I still needed to store DateTimeOffset values in Azure Table Storage, so I converted them to strings. Not that revolutionary, but works quite nicely. In case I ever needed to sort them as DateTimeOffsets I used the format string “yyyyMMddHHmmssfffffffzzz”, so
01 May 2014 23:11:19 +01:00
becomes:
201405012312508966200+01:00
It turned out to be a fairly easy change to introduce because all my ReadEntity and WriteEntity implementations made heavy use of the same set of Extension Methods that look roughly like this:
1 2 3 4 5 6 7 8 9 10 11 12 13 14 15 16 17 18 19 20 21 22 23 24 | public static void AddPropertyIfNotNull(this Dictionary<string, EntityProperty> properties, string propertyName, int? propertyValue) { if (propertyValue != null) { properties.Add(propertyName, EntityProperty.GeneratePropertyForInt(propertyValue)); } } public static int?

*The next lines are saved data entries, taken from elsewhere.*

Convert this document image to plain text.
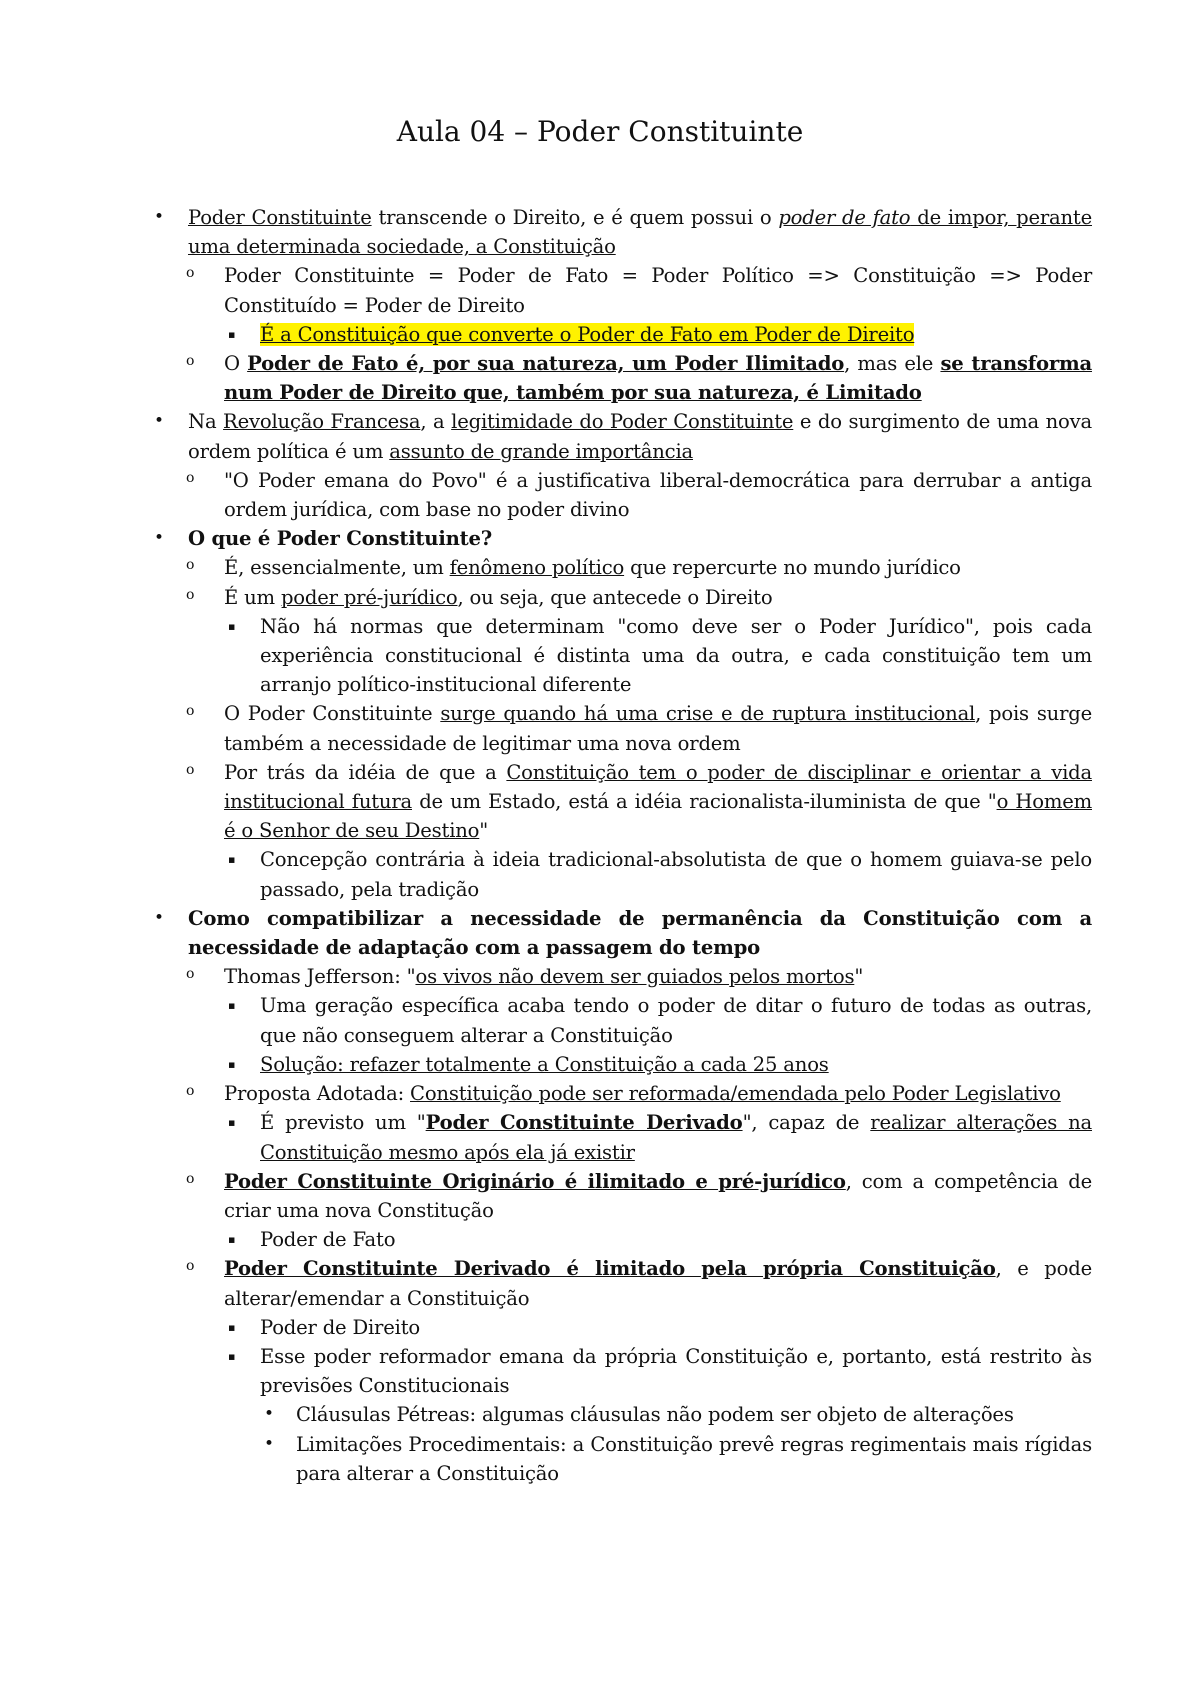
Aula 04 – Poder Constituinte
• Poder Constituinte transcende o Direito, e é quem possui o poder de fato de impor, perante uma determinada sociedade, a Constituição
o Poder Constituinte = Poder de Fato = Poder Político => Constituição => Poder Constituído = Poder de Direito
▪ É a Constituição que converte o Poder de Fato em Poder de Direito
o O Poder de Fato é, por sua natureza, um Poder Ilimitado, mas ele se transforma num Poder de Direito que, também por sua natureza, é Limitado
• Na Revolução Francesa, a legitimidade do Poder Constituinte e do surgimento de uma nova ordem política é um assunto de grande importância
o "O Poder emana do Povo" é a justificativa liberal-democrática para derrubar a antiga ordem jurídica, com base no poder divino
• O que é Poder Constituinte?
o É, essencialmente, um fenômeno político que repercurte no mundo jurídico
o É um poder pré-jurídico, ou seja, que antecede o Direito
▪ Não há normas que determinam "como deve ser o Poder Jurídico", pois cada experiência constitucional é distinta uma da outra, e cada constituição tem um arranjo político-institucional diferente
o O Poder Constituinte surge quando há uma crise e de ruptura institucional, pois surge também a necessidade de legitimar uma nova ordem
o Por trás da idéia de que a Constituição tem o poder de disciplinar e orientar a vida institucional futura de um Estado, está a idéia racionalista-iluminista de que "o Homem é o Senhor de seu Destino"
▪ Concepção contrária à ideia tradicional-absolutista de que o homem guiava-se pelo passado, pela tradição
• Como compatibilizar a necessidade de permanência da Constituição com a necessidade de adaptação com a passagem do tempo
o Thomas Jefferson: "os vivos não devem ser guiados pelos mortos"
▪ Uma geração específica acaba tendo o poder de ditar o futuro de todas as outras, que não conseguem alterar a Constituição
▪ Solução: refazer totalmente a Constituição a cada 25 anos
o Proposta Adotada: Constituição pode ser reformada/emendada pelo Poder Legislativo
▪ É previsto um "Poder Constituinte Derivado", capaz de realizar alterações na Constituição mesmo após ela já existir
o Poder Constituinte Originário é ilimitado e pré-jurídico, com a competência de criar uma nova Constitução
▪ Poder de Fato
o Poder Constituinte Derivado é limitado pela própria Constituição, e pode alterar/emendar a Constituição
▪ Poder de Direito
▪ Esse poder reformador emana da própria Constituição e, portanto, está restrito às previsões Constitucionais
• Cláusulas Pétreas: algumas cláusulas não podem ser objeto de alterações
• Limitações Procedimentais: a Constituição prevê regras regimentais mais rígidas para alterar a Constituição
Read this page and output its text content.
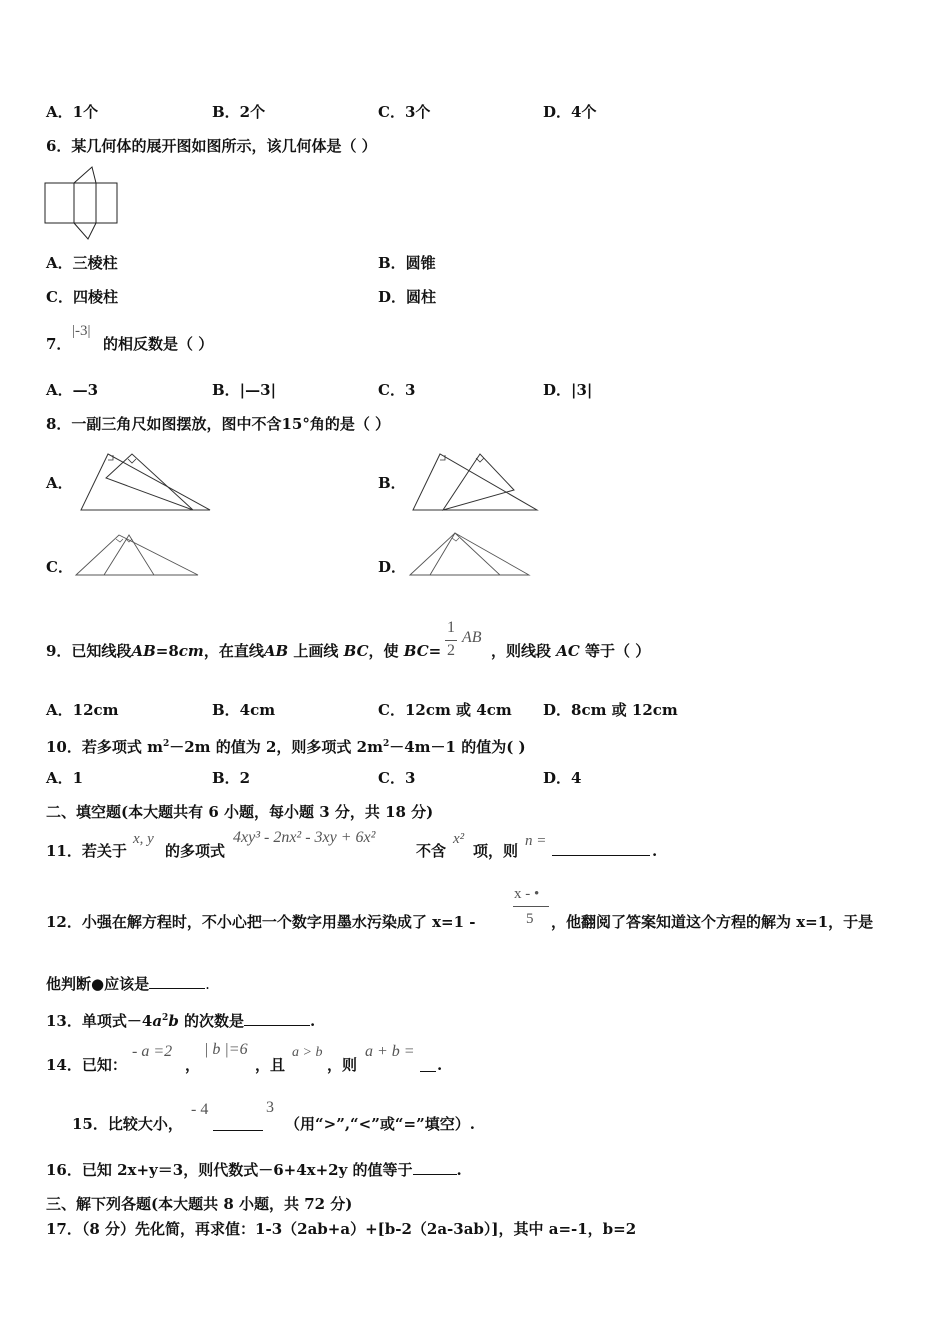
A．1个	B．2个	C．3个	D．4个
6．某几何体的展开图如图所示，该几何体是（ ）
A．三棱柱	B．圆锥
C．四棱柱	D．圆柱
7．
|-3|
的相反数是（ ）
A．—3	B．|—3|	C．3	D．|3|
8．一副三角尺如图摆放，图中不含15°角的是（ ）
A．	B．
C．	D．
9．已知线段AB=8cm，在直线AB 上画线 BC，使 BC=
1
2
AB
，则线段 AC 等于（ ）
A．12cm	B．4cm	C．12cm 或 4cm D．8cm 或 12cm
10．若多项式 $m^2-2m$ 的值为 2，则多项式 $2m^2-4m-1$ 的值为( )
A．1	B．2	C．3	D．4
二、填空题(本大题共有 6 小题，每小题 3 分，共 18 分)
11．若关于
x, y
的多项式
4xy³ - 2nx² - 3xy + 6x²
不含
x²
项，则
n =
.
12．小强在解方程时，不小心把一个数字用墨水污染成了 x=1 -
x - •
5 ，他翻阅了答案知道这个方程的解为 x=1，于是
他判断●应该是	.
13．单项式$-4a^2b$ 的次数是	.
14．已知：
- a =2
，
| b |=6
，且
a > b
，则
a + b =
.
15．比较大小，
- 4	3
（用“>”,“<”或“=”填空）.
16．已知 2x+y＝3，则代数式－6+4x+2y 的值等于	.
三、解下列各题(本大题共 8 小题，共 72 分)
17．（8 分）先化简，再求值：1-3（2ab+a）+[b-2（2a-3ab）]，其中 a=-1，b=2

GetInt32(this IDictionary<string, EntityProperty> properties, string propertyName) { return getValue(properties, propertyName, ep => ep.Int32Value, () => null); } private static T getValue<T>(IDictionary<string, EntityProperty> properties, string propertyName, Func<EntityProperty, T> valueAccessor, Func<T> nullValue) { if (properties.ContainsKey(propertyName)) { return valueAccessor(properties[propertyName]); } else { return nullValue(); } } |
I have AddPropertyIfNotNull and GetXXX methods for every primitive type that I need, including DateTimeOffset. So all I had to do was change the extension methods for DateTimeOffset to look like this:
1 2 3 4 5 6 7 8 9 10 11 12 13 14 15 16 17 18 19 20 21 22 | private const string DATETIMEOFFSET_FORMAT = "yyyyMMddHHmmssfffffffzzz"; public static DateTimeOffset? GetDateTimeOffset(this IDictionary<string, EntityProperty> properties, string propertyName) { string valueAsString = getValue(properties, propertyName, ep => ep.StringValue, () => null); if (valueAsString == null) { return null; } else { return DateTimeOffset.ParseExact(valueAsString, DATETIMEOFFSET_FORMAT, CultureInfo.DefaultThreadCurrentUICulture); } } public static void AddPropertyIfNotNull(this Dictionary<string, EntityProperty> properties, string propertyName, DateTimeOffset? propertyValue) { if (propertyValue != null) { properties.Add(propertyName, EntityProperty.GeneratePropertyForString(propertyValue.Value.ToString(DATETIMEOFFSET_FORMAT))); } } |
And the rest of the application carried on working as normal.
And if Azure Table Storage starts supporting DateTimeOffset natively before I go live all I have to do is switch it back…
This is the same problem even we are also facing, somehow I feel that making this alternate way is not a good way as in DB if we need to perform some datetime activity we again need to parse it back.